9.1. Su alcance como título competencial.
El Tribunal Constitucional ha tenido ocasión de aclarar que el art. 139.2 CE no contiene
una distribución de competencias entre el Estado y las Comunidades Autónomas, sino un
límite a toda competencia (SSTC 1/1982, 87/1987, 52/1988). En concreto, no es un título
competencial en cuya virtud pueda reservarse el Estado la facultad de "preservar la libre
circulación de bienes en el territorio nacional" (STC 95/1984, FJ 7º). A pesar de este
carácter neutral de la regla, sin embargo es evidente que su potencial limitador será más
intenso en relación con la normativa autonómica. Desde el momento en que una regulación
autonómica pretenda reglamentar el comercio de bienes y servicios mediante la
instauración de condiciones, requisitos y prohibiciones de intercambio, esta regulación
está, siquiera sea de modo indirecto, creando una barrera en el mercado interior, en la
medida en que dificulta que los bienes y servicios que provienen del ámbito externo a esta
Comunidad puedan circular con el solo cumplimiento de las reglas o condiciones de
comercialización impuestas a nivel general o en el propio territorio desde el que se practica
el intercambio o tráfico del producto. Y ello sin contar con que el límite a la posibilidad de
una regulación particular de origen autonómico no sólo proviene de las competencias
estatales, sino de los compromisos que el Estado tiene contraídos en su conjunto con la
Unión Europea, y que derivan del principio de libre circulación de mercancías del art. 30
del Tratado de Roma.
9.2. La ponderación entre unidad interior y autonomía.

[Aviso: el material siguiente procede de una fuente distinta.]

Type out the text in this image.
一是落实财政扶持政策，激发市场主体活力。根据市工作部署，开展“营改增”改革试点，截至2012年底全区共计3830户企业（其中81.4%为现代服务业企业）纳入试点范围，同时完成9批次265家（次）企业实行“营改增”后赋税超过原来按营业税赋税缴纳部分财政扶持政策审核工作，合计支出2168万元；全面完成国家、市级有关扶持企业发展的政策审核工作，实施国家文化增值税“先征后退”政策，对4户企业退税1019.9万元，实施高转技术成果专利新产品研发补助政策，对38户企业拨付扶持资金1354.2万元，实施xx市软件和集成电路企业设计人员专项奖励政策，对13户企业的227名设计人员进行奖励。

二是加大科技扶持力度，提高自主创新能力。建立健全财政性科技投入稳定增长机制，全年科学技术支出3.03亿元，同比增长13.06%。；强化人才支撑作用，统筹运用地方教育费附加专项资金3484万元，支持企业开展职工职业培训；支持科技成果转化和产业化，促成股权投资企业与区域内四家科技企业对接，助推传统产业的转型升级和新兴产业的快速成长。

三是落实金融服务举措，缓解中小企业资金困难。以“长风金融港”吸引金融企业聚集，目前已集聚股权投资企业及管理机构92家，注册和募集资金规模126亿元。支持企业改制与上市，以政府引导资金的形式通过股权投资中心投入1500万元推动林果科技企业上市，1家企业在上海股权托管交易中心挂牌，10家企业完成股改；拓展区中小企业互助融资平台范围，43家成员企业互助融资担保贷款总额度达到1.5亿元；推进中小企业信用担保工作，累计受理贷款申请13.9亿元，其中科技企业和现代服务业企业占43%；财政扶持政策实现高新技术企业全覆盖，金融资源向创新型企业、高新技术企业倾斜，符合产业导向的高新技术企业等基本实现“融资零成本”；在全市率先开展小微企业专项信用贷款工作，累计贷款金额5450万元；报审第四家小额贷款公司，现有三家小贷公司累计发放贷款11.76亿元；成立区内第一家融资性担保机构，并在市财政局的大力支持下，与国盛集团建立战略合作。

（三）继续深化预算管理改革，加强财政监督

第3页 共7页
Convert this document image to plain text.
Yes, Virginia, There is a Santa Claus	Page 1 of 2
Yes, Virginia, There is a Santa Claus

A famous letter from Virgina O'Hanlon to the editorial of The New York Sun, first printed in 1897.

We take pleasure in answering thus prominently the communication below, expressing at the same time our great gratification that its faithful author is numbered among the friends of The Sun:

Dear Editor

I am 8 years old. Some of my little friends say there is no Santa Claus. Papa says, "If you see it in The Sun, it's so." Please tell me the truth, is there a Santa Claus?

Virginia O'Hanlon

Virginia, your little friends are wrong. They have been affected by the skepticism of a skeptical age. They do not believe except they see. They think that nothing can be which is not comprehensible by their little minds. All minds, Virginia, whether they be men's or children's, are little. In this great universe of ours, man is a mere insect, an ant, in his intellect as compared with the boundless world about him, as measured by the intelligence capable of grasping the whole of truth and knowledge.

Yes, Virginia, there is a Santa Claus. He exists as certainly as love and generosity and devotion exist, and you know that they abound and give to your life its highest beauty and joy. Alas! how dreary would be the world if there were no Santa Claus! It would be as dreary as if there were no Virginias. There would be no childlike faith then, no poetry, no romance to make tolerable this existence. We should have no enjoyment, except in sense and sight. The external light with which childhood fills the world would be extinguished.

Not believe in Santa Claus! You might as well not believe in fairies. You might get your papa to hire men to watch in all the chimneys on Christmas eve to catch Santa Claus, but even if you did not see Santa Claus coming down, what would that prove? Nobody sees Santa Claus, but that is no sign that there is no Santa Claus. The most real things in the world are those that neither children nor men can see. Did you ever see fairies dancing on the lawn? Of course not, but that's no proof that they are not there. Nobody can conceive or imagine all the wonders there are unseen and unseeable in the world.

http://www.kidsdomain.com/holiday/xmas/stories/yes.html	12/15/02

Expuesto en los términos que acabamos de adelantar, el problema parecería insoluble. En
efecto, el art. 139.2 CE se traduciría de hecho en la imposibilidad de que una Comunidad
Autónoma pudiera hacer uso de su competencia cuando el resultado de aquél fuera la
creación de una barrera en el mercado interior o de un obstáculo que dificultara el
intercambio o que lo hiciera no uniforme para los distintos operadores en el mercado.
El Tribunal Constitucional ha sostenido que si una norma es de indiscutible competencia
autonómica, no se puede contrarrestar o anular el efecto que se sigue de su aplicación en
aras de un principio de unidad de mercado que no se compadece con la forma compleja de
nuestro Estado (STC 87/1987). La existencia de un único orden económico en un mercado
nacional no excluye la existencia de la diversidad jurídica que resulta del ejercicio por los
órganos autonómicos de competencias normativas sobre un sector económico cuando éstas
hayan sido asumidas en el Estatuto de Autonomía (STC 225/1993).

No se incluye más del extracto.